Читать «Сильна как смерть (Пер. Николай Лернера)» онлайн - страница 114

Ги де Мопассан

А Бертен, который все видел, все знал, который прошел через все ступени тайной, бессильной и ревнивой любви, вплоть до самого горнила человеческой муки, когда сердце, кажется, шипит, как мясо на раскаленных угольях, стоял в глубине ложи и смотрел на них обоих взглядом человека, подвергаемого пытке.

Раздались три удара, и вслед за этим легкий, сухой стук дирижерской палочки по пюпитру сразу прекратил все движения, покашливание и разговоры; затем, после мгновения глубокой тишины, зазвучали первые такты увертюры, наполнив зал тем незримым и непреодолимым таинством музыки, которое проникает в наше тело, наполняет нервы и душу поэтическим и чувственным трепетом и вливается в прозрачный воздух, которым мы дышим, волной звуков, которые ловит наш слух.

Оливье сел в глубине ложи, содрогаясь от боли, как будто эти звуки коснулись его сердечных ран.

Но когда поднялся занавес, он опять встал и среди декораций, изображающих кабинет алхимика, увидел погруженного в раздумье доктора Фауста.

Раз двадцать уже он слышал эту оперу, знал ее почти наизусть, и его внимание тотчас же отвлеклось от нее в зрительный зал. Их ложа была заслонена краем сцены, и взгляду Оливье был доступен лишь уголок зала от партера до галереи; он мог видеть часть публики, среди которой узнавал немало знакомых. Ряд мужчин в белых галстуках казался какой-то выставкой давно известных лиц: светских людей, художников, журналистов — словом, всех тех людей, которые никогда не упускают случая быть там, куда ходят «все». Он мысленно отмечал и называл про себя по именам женщин на балконе и в ложах. Графиня Локрист, в ложе у авансцены, действительно блистала красотою, а несколько дальше недавно вышедшая замуж маркиза д'Эблен уже привлекала к себе бинокли. «Славное начало», — подумал Бертен.

С большим вниманием и явной симпатией слушала публика тенора Монрозэ, горько сетовавшего на свою жизнь.

«Какая насмешка! — подумал Оливье. — Вот Фауст, загадочный и благородный Фауст, поет о страшном отвращении к жизни и о ничтожестве всего на свете, а эта толпа тревожится только об одном — не изменился ли голос Монрозэ».

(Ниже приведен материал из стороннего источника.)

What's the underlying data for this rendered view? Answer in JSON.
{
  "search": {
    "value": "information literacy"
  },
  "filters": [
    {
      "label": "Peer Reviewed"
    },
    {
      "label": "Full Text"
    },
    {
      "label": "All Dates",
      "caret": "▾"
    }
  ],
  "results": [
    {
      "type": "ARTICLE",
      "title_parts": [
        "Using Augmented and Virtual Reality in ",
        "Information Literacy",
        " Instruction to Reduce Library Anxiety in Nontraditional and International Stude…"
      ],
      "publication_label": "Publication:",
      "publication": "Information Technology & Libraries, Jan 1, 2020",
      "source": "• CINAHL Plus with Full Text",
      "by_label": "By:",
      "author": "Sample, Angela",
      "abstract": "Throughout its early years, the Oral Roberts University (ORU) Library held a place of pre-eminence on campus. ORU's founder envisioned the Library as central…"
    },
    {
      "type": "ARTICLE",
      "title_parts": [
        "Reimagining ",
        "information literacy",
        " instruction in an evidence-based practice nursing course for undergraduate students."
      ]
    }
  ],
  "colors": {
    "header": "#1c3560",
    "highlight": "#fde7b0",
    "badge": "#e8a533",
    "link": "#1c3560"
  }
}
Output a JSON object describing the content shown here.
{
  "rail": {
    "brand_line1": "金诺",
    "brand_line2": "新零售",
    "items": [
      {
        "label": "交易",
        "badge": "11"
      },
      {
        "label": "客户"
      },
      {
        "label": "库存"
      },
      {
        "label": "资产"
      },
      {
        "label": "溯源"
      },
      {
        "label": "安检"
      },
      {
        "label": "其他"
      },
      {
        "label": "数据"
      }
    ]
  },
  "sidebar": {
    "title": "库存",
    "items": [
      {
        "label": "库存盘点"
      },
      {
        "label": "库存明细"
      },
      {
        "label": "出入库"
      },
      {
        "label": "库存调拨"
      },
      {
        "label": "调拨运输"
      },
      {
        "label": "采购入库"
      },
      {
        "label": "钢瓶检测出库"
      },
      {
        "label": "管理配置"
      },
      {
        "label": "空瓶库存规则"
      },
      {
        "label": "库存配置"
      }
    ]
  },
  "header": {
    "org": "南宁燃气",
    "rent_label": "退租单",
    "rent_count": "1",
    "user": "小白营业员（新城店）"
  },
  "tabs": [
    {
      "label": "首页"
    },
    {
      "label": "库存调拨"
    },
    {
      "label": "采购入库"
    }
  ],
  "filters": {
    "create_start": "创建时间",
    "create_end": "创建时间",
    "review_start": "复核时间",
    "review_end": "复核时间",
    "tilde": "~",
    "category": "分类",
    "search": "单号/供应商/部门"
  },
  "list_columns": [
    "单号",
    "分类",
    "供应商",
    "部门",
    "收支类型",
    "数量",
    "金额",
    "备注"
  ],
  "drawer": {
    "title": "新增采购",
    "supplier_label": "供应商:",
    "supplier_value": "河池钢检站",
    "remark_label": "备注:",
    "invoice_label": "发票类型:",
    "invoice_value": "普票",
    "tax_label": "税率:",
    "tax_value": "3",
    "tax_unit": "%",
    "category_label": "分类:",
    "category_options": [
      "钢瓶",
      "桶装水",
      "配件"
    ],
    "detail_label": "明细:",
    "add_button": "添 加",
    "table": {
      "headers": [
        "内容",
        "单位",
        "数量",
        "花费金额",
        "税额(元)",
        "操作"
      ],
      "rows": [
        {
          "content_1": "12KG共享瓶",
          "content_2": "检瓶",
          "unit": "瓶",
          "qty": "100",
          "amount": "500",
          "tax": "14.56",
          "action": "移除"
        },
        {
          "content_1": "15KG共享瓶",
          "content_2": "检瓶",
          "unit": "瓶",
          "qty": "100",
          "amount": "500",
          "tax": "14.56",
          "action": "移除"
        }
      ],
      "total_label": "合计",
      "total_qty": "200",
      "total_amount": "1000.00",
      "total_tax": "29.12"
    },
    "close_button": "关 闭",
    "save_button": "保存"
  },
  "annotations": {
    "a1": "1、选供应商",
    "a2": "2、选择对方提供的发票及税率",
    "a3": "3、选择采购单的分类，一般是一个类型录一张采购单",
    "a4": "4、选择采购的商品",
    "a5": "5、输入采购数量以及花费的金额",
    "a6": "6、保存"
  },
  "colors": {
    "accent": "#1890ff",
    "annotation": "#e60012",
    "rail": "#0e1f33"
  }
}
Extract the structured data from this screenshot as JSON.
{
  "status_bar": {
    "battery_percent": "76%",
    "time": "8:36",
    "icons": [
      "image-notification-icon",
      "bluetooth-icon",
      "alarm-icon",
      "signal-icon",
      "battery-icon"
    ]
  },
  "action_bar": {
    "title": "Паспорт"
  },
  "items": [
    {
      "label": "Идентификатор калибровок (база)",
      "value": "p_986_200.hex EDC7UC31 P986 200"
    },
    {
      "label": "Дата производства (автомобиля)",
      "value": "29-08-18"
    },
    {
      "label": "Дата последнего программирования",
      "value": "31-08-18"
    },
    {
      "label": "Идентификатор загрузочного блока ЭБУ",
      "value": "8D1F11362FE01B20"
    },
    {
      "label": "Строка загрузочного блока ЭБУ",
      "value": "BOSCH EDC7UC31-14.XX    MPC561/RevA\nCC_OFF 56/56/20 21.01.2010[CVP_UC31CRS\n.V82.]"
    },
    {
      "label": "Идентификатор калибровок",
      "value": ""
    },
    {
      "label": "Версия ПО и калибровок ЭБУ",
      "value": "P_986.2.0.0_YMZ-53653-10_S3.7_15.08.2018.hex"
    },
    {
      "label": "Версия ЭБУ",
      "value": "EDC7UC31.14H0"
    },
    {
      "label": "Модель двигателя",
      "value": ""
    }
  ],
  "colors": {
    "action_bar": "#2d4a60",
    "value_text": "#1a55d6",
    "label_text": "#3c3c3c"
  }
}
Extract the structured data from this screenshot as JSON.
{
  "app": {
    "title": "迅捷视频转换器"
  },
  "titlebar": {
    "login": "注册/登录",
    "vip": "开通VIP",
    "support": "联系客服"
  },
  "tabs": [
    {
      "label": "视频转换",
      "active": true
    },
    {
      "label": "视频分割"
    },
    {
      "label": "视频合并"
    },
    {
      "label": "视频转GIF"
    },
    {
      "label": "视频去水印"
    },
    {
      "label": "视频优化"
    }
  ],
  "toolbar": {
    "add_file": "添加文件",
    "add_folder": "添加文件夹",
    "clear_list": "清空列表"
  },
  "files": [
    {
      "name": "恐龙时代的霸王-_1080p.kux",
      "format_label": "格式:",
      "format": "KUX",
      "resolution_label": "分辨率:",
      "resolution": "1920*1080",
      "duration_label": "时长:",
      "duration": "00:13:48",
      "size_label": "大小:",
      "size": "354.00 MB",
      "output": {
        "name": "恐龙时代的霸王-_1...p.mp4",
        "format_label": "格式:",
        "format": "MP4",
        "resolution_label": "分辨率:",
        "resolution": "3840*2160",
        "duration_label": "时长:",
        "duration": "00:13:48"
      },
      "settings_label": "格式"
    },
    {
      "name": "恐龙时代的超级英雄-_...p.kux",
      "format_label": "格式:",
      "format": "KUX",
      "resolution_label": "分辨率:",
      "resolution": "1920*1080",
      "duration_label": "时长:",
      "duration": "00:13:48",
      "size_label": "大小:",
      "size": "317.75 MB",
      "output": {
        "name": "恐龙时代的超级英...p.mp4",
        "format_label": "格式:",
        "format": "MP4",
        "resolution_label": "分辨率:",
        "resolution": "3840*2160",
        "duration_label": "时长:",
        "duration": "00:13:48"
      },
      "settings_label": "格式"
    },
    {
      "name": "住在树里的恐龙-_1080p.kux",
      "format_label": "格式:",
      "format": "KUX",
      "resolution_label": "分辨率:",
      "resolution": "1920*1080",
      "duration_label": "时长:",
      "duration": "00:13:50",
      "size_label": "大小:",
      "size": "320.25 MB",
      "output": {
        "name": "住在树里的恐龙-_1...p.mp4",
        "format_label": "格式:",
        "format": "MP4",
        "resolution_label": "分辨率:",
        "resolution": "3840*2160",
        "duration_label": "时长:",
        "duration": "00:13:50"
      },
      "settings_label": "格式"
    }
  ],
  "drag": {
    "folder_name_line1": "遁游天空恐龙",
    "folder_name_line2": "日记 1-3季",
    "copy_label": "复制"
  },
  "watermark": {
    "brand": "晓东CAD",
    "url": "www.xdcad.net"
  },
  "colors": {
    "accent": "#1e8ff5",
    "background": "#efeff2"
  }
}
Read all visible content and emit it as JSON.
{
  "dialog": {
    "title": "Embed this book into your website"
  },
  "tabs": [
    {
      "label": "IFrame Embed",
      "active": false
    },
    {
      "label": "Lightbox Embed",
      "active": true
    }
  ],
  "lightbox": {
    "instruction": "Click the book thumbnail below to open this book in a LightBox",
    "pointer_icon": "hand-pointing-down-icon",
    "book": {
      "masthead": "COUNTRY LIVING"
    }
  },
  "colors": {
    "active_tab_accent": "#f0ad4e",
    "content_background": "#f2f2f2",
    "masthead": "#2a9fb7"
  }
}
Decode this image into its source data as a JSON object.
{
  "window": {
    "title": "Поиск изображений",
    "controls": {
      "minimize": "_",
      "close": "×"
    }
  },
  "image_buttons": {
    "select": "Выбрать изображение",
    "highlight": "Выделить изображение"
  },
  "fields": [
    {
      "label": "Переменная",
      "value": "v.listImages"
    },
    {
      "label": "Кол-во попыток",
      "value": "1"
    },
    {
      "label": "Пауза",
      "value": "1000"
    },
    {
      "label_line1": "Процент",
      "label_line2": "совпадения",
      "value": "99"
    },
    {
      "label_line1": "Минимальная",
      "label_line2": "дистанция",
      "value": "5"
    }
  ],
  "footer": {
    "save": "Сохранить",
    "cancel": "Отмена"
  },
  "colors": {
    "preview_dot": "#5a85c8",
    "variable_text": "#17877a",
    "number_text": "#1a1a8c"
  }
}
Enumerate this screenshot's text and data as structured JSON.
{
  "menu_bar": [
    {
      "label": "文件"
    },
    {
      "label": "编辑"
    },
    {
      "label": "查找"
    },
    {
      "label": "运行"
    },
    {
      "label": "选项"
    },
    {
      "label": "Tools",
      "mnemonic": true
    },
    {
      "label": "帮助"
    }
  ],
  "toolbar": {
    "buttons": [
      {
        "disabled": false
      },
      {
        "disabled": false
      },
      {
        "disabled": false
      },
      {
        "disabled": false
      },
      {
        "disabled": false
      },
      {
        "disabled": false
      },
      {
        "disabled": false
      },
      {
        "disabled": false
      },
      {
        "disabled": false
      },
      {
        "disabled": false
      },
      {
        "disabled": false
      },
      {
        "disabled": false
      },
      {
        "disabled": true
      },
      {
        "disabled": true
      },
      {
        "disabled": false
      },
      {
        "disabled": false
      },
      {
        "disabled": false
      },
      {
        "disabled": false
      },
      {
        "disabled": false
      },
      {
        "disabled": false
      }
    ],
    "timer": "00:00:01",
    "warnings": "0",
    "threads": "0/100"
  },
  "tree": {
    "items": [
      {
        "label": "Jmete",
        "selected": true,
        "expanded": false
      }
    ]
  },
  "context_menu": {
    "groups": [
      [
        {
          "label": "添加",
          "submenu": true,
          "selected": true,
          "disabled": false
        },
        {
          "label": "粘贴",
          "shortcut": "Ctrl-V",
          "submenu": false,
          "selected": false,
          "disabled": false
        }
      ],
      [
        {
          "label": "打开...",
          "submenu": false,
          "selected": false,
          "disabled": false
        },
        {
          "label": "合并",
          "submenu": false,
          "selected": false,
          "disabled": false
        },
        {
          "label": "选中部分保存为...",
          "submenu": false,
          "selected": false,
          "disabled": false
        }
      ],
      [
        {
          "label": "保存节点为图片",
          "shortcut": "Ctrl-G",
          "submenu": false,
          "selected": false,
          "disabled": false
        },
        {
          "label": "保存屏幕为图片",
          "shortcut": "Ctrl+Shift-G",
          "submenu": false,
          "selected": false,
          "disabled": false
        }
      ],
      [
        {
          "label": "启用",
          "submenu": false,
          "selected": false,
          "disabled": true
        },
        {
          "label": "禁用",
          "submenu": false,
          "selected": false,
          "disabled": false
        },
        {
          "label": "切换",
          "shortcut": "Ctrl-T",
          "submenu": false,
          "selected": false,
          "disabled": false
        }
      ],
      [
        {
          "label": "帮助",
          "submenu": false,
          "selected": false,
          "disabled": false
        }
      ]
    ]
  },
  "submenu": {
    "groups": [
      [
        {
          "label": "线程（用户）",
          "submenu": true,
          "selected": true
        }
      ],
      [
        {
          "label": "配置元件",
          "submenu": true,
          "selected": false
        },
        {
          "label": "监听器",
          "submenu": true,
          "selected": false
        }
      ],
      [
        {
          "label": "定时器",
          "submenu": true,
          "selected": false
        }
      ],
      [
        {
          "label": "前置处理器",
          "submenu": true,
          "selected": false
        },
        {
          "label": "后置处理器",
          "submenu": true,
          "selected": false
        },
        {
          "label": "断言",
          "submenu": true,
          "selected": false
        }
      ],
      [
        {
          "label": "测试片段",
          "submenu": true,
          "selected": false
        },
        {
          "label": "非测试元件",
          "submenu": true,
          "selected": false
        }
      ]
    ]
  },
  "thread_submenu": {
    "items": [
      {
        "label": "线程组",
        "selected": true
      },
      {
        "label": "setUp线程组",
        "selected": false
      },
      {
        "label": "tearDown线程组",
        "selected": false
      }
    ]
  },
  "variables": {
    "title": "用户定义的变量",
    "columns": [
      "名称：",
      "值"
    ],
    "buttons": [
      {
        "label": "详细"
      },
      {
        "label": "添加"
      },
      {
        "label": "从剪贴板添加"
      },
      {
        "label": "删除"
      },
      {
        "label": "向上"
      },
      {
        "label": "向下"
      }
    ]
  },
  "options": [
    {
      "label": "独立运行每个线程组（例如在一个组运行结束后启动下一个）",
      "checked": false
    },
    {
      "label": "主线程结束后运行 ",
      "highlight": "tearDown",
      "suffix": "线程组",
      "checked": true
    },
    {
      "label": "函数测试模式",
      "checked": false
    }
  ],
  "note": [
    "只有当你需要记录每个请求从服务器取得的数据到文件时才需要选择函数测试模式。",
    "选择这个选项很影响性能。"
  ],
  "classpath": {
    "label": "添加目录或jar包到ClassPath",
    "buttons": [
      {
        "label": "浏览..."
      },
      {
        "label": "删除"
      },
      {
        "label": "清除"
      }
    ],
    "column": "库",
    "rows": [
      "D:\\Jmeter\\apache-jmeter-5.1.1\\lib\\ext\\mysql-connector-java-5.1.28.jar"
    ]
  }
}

Он стал слушать вместе с другими, и за банальными словами либретто в музыке, пробуждающей глубокую восприимчивость души, ему как бы открылось сердце Фауста, каким оно грезилось Гете.

Когда-то Бертен читал эту поэму и находил ее прекрасной, но она не особенно трогала его, и вот теперь он вдруг постиг ее неизмеримую глубину, потому что в этот вечер ему казалось, что он сам становится Фаустом.

Немного наклонившись над барьером ложи, Аннета слушала с напряженным вниманием, а в публике проносился одобрительный шепот: голос Монрозэ был и лучше поставлен и лучше звучал, чем прежде.